2. A webhook fires. Wire it to PagerDuty, Opsgenie, or your incident channel. The flip should declare the incident, not require someone to remember to.

shipeasy webhooks add killswitch.flipped \
  --url https://events.pagerduty.com/v2/enqueue \
  --filter '{"direction":"off"}'   # only page on off, not on restore

For multi-tenant setups, scope the webhook to specific killswitches by name. You usually want PagerDuty to fire for the payment killswitch but only Slack for the experimental-feature one.

Naming

Killswitch names appear in incident timelines and post-mortems.

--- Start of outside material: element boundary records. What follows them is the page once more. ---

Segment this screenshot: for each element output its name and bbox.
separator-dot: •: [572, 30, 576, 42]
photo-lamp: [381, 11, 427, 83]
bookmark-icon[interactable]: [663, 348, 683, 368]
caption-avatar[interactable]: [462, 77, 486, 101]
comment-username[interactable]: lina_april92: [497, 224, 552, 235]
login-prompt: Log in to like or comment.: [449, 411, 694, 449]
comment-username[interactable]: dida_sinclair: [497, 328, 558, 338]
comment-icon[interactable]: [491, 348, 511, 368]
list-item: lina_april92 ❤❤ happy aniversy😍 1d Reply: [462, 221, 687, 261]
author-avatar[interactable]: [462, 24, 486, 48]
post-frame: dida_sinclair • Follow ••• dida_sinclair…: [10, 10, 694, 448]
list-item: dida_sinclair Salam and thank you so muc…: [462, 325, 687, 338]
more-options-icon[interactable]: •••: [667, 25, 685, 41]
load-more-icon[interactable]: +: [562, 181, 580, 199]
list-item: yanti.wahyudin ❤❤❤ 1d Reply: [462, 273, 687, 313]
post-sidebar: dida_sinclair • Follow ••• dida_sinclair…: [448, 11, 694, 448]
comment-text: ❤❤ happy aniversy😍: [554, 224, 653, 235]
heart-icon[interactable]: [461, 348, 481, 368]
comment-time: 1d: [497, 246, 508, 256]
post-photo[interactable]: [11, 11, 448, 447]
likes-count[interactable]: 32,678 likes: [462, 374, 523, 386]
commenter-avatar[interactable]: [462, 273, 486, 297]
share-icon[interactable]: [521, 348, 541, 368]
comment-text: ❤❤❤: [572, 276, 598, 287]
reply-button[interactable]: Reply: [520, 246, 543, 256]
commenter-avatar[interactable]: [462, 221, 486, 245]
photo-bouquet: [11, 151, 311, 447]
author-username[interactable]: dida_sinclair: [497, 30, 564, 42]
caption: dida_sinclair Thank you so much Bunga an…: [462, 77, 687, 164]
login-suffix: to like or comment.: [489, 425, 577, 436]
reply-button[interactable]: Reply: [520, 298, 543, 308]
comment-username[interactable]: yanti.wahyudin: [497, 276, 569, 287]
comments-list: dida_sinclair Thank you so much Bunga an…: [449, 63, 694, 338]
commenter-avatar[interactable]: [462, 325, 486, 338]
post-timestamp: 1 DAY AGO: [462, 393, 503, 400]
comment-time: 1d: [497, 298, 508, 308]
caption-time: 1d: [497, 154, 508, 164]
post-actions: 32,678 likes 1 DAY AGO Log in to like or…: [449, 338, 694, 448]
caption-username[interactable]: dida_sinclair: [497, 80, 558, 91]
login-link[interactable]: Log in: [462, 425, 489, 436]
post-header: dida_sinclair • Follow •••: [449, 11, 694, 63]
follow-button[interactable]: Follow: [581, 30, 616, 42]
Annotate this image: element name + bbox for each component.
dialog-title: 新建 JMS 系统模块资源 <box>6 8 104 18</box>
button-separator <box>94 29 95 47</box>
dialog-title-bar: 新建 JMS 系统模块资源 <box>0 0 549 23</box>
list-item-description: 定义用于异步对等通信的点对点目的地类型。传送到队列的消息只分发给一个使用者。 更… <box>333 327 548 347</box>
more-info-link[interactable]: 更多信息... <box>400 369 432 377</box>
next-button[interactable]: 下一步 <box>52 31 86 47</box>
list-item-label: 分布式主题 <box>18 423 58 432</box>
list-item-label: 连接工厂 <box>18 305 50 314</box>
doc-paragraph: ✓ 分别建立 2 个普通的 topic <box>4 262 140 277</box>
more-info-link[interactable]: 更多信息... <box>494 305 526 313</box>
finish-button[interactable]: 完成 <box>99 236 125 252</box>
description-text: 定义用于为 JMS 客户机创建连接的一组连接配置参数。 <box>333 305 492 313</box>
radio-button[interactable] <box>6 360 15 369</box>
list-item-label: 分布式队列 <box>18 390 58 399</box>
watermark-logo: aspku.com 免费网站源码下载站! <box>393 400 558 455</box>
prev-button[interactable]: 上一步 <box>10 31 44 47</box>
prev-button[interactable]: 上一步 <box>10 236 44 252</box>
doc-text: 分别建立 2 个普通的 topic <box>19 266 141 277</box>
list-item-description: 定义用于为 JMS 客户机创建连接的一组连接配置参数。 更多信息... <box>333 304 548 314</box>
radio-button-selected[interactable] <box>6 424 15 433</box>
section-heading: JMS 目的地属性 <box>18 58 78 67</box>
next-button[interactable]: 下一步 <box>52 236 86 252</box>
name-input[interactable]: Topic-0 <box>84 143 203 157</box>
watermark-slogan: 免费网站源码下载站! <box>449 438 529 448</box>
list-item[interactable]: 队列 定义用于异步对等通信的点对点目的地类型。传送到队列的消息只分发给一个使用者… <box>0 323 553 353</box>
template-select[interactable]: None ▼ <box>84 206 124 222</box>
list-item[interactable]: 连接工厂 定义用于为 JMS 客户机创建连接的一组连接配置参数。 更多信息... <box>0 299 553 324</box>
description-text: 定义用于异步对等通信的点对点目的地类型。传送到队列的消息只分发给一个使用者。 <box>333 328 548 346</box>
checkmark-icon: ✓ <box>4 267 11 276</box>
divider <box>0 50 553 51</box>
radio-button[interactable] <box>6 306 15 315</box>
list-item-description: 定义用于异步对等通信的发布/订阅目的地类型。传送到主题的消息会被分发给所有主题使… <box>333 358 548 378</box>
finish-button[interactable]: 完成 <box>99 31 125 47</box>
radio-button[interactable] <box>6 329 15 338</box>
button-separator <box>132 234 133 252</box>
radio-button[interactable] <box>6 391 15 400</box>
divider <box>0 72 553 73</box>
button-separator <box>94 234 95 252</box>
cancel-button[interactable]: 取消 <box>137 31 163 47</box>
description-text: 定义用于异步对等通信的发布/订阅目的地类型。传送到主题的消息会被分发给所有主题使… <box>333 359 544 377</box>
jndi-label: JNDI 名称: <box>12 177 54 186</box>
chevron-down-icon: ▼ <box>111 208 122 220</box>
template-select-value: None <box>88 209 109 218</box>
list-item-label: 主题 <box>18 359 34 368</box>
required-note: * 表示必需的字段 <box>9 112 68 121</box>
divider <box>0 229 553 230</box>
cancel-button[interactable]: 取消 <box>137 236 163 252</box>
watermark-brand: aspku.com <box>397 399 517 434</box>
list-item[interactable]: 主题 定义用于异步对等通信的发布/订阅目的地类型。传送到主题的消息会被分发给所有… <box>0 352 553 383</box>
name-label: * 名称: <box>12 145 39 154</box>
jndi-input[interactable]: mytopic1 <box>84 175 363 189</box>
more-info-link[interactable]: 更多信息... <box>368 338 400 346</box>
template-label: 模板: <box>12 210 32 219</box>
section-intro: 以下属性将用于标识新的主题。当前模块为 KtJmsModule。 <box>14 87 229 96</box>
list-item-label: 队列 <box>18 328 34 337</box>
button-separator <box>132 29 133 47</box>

Pick names that read naturally in that context:

• ✓ emails-enabled, payments-enabled, recommender-enabled — reads as "is this system on?"
• ✗ email-killswitch, payment-flag, disable-recs — reads awkwardly, the verb-noun shape hides whether true or false is "running."

The convention: positive-sense, <system>-enabled. Then gate("emails-enabled") returning true reads as "yes, emails are enabled."

Post-incident cleanup

A killswitch flipped during an incident, the team fixed the underlying bug, and the switch is back on. Two cleanup steps that often get skipped:

1. Verify the killswitch still works. A flipped-then-restored killswitch sometimes drifts — maybe someone removed the in-code gate during the fix, or the webhook moved. Re-rehearse the flip in staging within a week.
2. Update the runbook. What was the trigger for this flip? Add it to the on-call runbook so the next engineer doesn't have to figure it out from scratch. The audit log entry is the raw material — turn it into a sentence in the runbook.

If a killswitch hasn't been flipped (even in staging) in 6 months, it might still work — but you don't know. Re-rehearse.

Killswitches in your tests

A killswitch wraps a real side effect. Your tests almost certainly don't want to actually send emails, but they also shouldn't bypass the killswitch path in a way that hides bugs in the wrapper itself.

The cleanest pattern: in test environments, run the SDK in bundle-mock mode with the killswitch set to whatever the test scenario needs:

import { shipeasy } from "@shipeasy/sdk/server";

await shipeasy({
  apiKey: "test-key",
  bundle: {
    flags: {
      "emails-enabled": { kind: "killswitch", on: true },
      "payments-enabled": { kind: "killswitch", on: false },
    },
  },
});

The SDK never hits the network in this mode, the killswitch values are deterministic, and your test wraps the same gate() call your production code does — no special-case bypass.

The dashboard view

The Killswitches page in the dashboard shows the current state of every killswitch in your project, who last touched it, and a one-click flip control with a required reason field. Keep this tab pinned during incidents — it's the central console.

Hovering on a killswitch shows its recent flip history. If a switch has been flipped 5 times in the last week, that's a signal that the underlying system needs a real fix, not just a kill button.